Day 19: Phase 1 Concluded

I am very pleased to say that I have concluded the first phase of my studies.The entire purpose of this study period is to level up my skills as an Engineer and I can honestly say I feel I have succeeded.I feel my stronger in my ability to use Sublime Text 3, git, and Zsh. Throughout this phase, I also published two Node.js projects that use the Twitter API to Github that I’m very proud of. The entire purpose of this study period is to level up my skills as an Engineer and I can honestly say I feel I have succeeded.

I have added many valuable tools to my belt in this short period of time. I am more efficient as an Engineer because of Sublime’s speed, the availability of snippets, and the ability to create snippets. In git, I have learned to explicitly create branches in locations other than the currently checked out branch, which is useful for thinking ahead on projects. Adding to my Z shell scripting skill has given me the ability to be more self reliant, I can now setup MEAN stack web servers without having to wait for one of my colleagues from ops to spin one up. Undoubtably, my skills have become more valuable over phase 1.

The primary objective of Phase 2 will be to further hone my Front End Development skills. These next few weeks will include studies in html5, CSS3, and Javascript(ES5). Let’s get it!

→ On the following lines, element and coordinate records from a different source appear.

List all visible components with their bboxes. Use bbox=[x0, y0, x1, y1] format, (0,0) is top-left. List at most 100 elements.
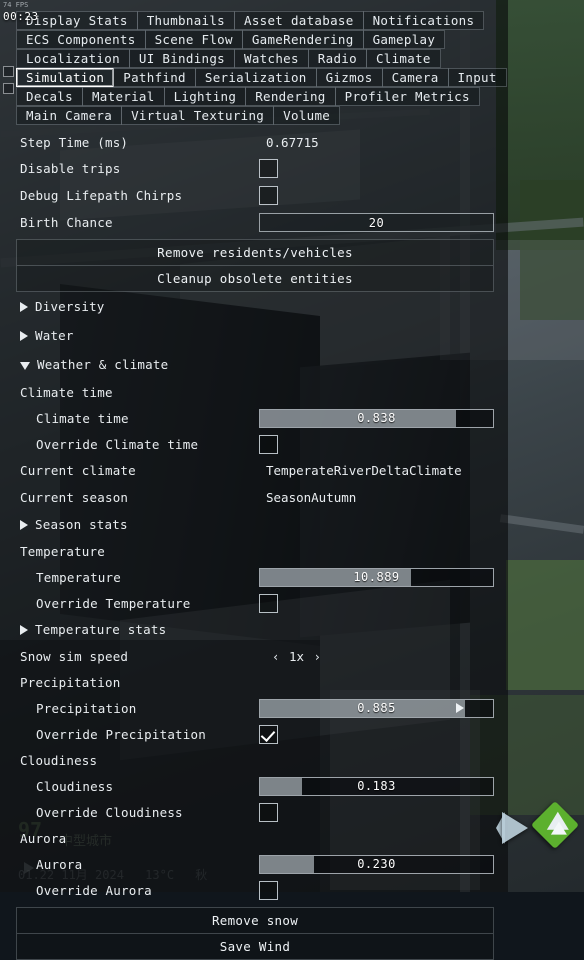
step-time-value: 0.67715 bbox=[266, 134, 319, 150]
aurora-slider[interactable]: 0.230 bbox=[259, 854, 494, 874]
aurora-slider-wrap: 0.230 bbox=[259, 854, 494, 874]
aurora-label: Aurora bbox=[36, 856, 83, 872]
row-diversity[interactable]: Diversity bbox=[0, 292, 508, 321]
debug-lifepath-chirps-checkbox[interactable] bbox=[259, 186, 278, 205]
hud-glyph-icon bbox=[3, 83, 14, 94]
tab-decals[interactable]: Decals bbox=[16, 87, 83, 106]
precipitation-group-label: Precipitation bbox=[20, 674, 121, 690]
override-aurora-checkbox[interactable] bbox=[259, 880, 278, 900]
climate-time-slider-wrap: 0.838 bbox=[259, 408, 494, 428]
temperature-label: Temperature bbox=[36, 569, 121, 585]
tab-input[interactable]: Input bbox=[447, 68, 507, 87]
tab-material[interactable]: Material bbox=[81, 87, 165, 106]
tab-pathfind[interactable]: Pathfind bbox=[113, 68, 196, 87]
precipitation-slider[interactable]: 0.885 bbox=[259, 698, 494, 718]
tab-lighting[interactable]: Lighting bbox=[163, 87, 247, 106]
weather-climate-foldout[interactable]: Weather & climate bbox=[20, 357, 168, 372]
precipitation-slider-handle[interactable] bbox=[456, 703, 465, 713]
temperature-slider[interactable]: 10.889 bbox=[259, 567, 494, 587]
tab-volume[interactable]: Volume bbox=[273, 106, 341, 125]
tab-virtual-texturing[interactable]: Virtual Texturing bbox=[121, 106, 275, 125]
row-climate-time: Climate time 0.838 bbox=[0, 405, 508, 431]
mountain-shape bbox=[550, 821, 567, 835]
water-foldout[interactable]: Water bbox=[20, 328, 74, 343]
remove-residents-vehicles-button[interactable]: Remove residents/vehicles bbox=[16, 239, 494, 266]
tab-ui-bindings[interactable]: UI Bindings bbox=[128, 49, 236, 68]
tab-gizmos[interactable]: Gizmos bbox=[315, 68, 383, 87]
save-wind-button[interactable]: Save Wind bbox=[16, 934, 494, 960]
row-temperature-group: Temperature bbox=[0, 538, 508, 564]
snow-sim-speed-prev-button[interactable]: ‹ bbox=[266, 649, 286, 664]
override-climate-time-checkbox[interactable] bbox=[259, 434, 278, 454]
step-time-label: Step Time (ms) bbox=[20, 134, 129, 150]
climate-time-label: Climate time bbox=[36, 410, 129, 426]
terrain-map-icon[interactable] bbox=[530, 800, 580, 850]
row-precipitation: Precipitation 0.885 bbox=[0, 695, 508, 721]
snow-sim-speed-label: Snow sim speed bbox=[20, 648, 129, 664]
chevron-right-icon bbox=[20, 330, 28, 341]
tab-simulation[interactable]: Simulation bbox=[16, 68, 115, 87]
tab-thumbnails[interactable]: Thumbnails bbox=[136, 11, 235, 30]
birth-chance-input[interactable]: 20 bbox=[259, 213, 494, 232]
tab-row-4: Simulation Pathfind Serialization Gizmos… bbox=[16, 68, 508, 87]
tab-rendering[interactable]: Rendering bbox=[245, 87, 336, 106]
climate-time-group-label: Climate time bbox=[20, 384, 113, 400]
chevron-right-icon bbox=[20, 301, 28, 312]
weather-climate-label: Weather & climate bbox=[37, 357, 169, 372]
tab-ecs-components[interactable]: ECS Components bbox=[16, 30, 146, 49]
tab-radio[interactable]: Radio bbox=[307, 49, 367, 68]
override-cloudiness-label: Override Cloudiness bbox=[36, 804, 183, 820]
row-override-aurora: Override Aurora bbox=[0, 877, 508, 903]
tab-camera[interactable]: Camera bbox=[381, 68, 449, 87]
override-temperature-checkbox[interactable] bbox=[259, 593, 278, 613]
row-override-precipitation: Override Precipitation bbox=[0, 721, 508, 747]
row-cloudiness: Cloudiness 0.183 bbox=[0, 773, 508, 799]
tab-asset-database[interactable]: Asset database bbox=[234, 11, 364, 30]
row-temperature: Temperature 10.889 bbox=[0, 564, 508, 590]
climate-time-slider[interactable]: 0.838 bbox=[259, 408, 494, 428]
tab-serialization[interactable]: Serialization bbox=[194, 68, 317, 87]
override-precipitation-checkbox[interactable] bbox=[259, 724, 278, 744]
tab-scene-flow[interactable]: Scene Flow bbox=[144, 30, 243, 49]
row-override-cloudiness: Override Cloudiness bbox=[0, 799, 508, 825]
remove-snow-button[interactable]: Remove snow bbox=[16, 907, 494, 934]
diversity-foldout[interactable]: Diversity bbox=[20, 299, 105, 314]
birth-chance-input-wrap: 20 bbox=[259, 213, 494, 232]
precipitation-label: Precipitation bbox=[36, 700, 137, 716]
temperature-stats-foldout[interactable]: Temperature stats bbox=[20, 622, 166, 637]
tab-gameplay[interactable]: Gameplay bbox=[362, 30, 446, 49]
season-stats-label: Season stats bbox=[35, 517, 128, 532]
tab-notifications[interactable]: Notifications bbox=[362, 11, 485, 30]
play-icon[interactable] bbox=[502, 812, 528, 844]
birth-chance-label: Birth Chance bbox=[20, 215, 113, 230]
snow-sim-speed-next-button[interactable]: › bbox=[308, 649, 328, 664]
tab-climate[interactable]: Climate bbox=[365, 49, 441, 68]
tab-row-2: ECS Components Scene Flow GameRendering … bbox=[16, 30, 508, 49]
disable-trips-checkbox[interactable] bbox=[259, 159, 278, 178]
cloudiness-value: 0.183 bbox=[357, 779, 396, 793]
tab-gamerendering[interactable]: GameRendering bbox=[241, 30, 364, 49]
tab-localization[interactable]: Localization bbox=[16, 49, 130, 68]
cleanup-obsolete-entities-button[interactable]: Cleanup obsolete entities bbox=[16, 266, 494, 292]
tab-main-camera[interactable]: Main Camera bbox=[16, 106, 123, 125]
row-disable-trips: Disable trips bbox=[0, 155, 508, 182]
tab-row-3: Localization UI Bindings Watches Radio C… bbox=[16, 49, 508, 68]
override-aurora-label: Override Aurora bbox=[36, 882, 152, 898]
row-weather-climate[interactable]: Weather & climate bbox=[0, 350, 508, 379]
row-temperature-stats[interactable]: Temperature stats bbox=[0, 616, 508, 643]
diversity-label: Diversity bbox=[35, 299, 105, 314]
snow-sim-speed-value: 1x bbox=[289, 648, 305, 664]
row-precipitation-group: Precipitation bbox=[0, 669, 508, 695]
tab-row-1: Display Stats Thumbnails Asset database … bbox=[16, 11, 508, 30]
chevron-right-icon bbox=[20, 519, 28, 530]
row-season-stats[interactable]: Season stats bbox=[0, 511, 508, 538]
cloudiness-slider[interactable]: 0.183 bbox=[259, 776, 494, 796]
tab-watches[interactable]: Watches bbox=[234, 49, 309, 68]
row-water[interactable]: Water bbox=[0, 321, 508, 350]
tab-profiler-metrics[interactable]: Profiler Metrics bbox=[334, 87, 480, 106]
season-stats-foldout[interactable]: Season stats bbox=[20, 517, 128, 532]
row-override-temperature: Override Temperature bbox=[0, 590, 508, 616]
row-cloudiness-group: Cloudiness bbox=[0, 747, 508, 773]
temperature-value: 10.889 bbox=[353, 570, 400, 584]
override-cloudiness-checkbox[interactable] bbox=[259, 802, 278, 822]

Total Study Time Day 0-19: 159 Hours.

Day 15: Gitter


I’ve spent the last 8 days becoming more thoroughly acquainted with git, so I took it upon myself to dig deep into the .git directory and its contents. After looking around and doing some googling, I decided it would be pretty cool to build something that would be triggered by a git hook. After tweaking Tweetly, my command line tool to send tweets, it struck me that it would be cool to tweet a link to the repo of whichever project I am working on with the commit message. Git has really blown me away with it’s potential for making project collaboration, not only more contained, more seamlessly efficient.

The appeal of Github is social coding. Not only is Github a place to share our code, but its a place to share how we code. I believe the importance of this has been reinforced by various tech giants making some of their largest projects open source. The topic of making project team workflow more friendly is a topic that comes up. In the book Eloquent Ruby, Russ Olsen says “Good Ruby code should speak for itself, and most of the time you should let it do its own talking.” While that isn’t necessarily exclusive to Ruby, I believe it empowers each engineer and team when we communicate conscientiously. The quality of collaboration becomes more important as a project grows and teams (or communities) that collaborate well succeed.

I wanted to create a tool that would take the messages from commits and share them to another social platform. Gitter is a executable JavaScript file created to allow users to tweet their commit messages while they work with ease. I believe Gitter gives teams an opportunity to be more transparent and maybe even help unemployed talent land get recognition!

Until next time!


Day 8: Git A Life!


The focus of this weeks studies will be Git! Git is by far the most popular Software Version Control System to date, created by Linus Torvalds.  I have been a casual git user for approximately 4 years, when I was introduced to it by The Ruby On Rails Tutorial by Michael Hartl. It wasn’t until now that I have taken it upon myself to properly learn Git conventions and really the Git way of contributing to projects.

For learning Git and it’s intricacies, I’ll be reading The Pragmatic Guide to Git and completing a Git/Github course on Udemy.

Thus far, I am familiar with creating repositories, adding contents to a repo, and committing changes. My understanding of navigating branches and merging is just enough to be dangerous. I look forward to master about Git workflow and contributing to projects on GitHub.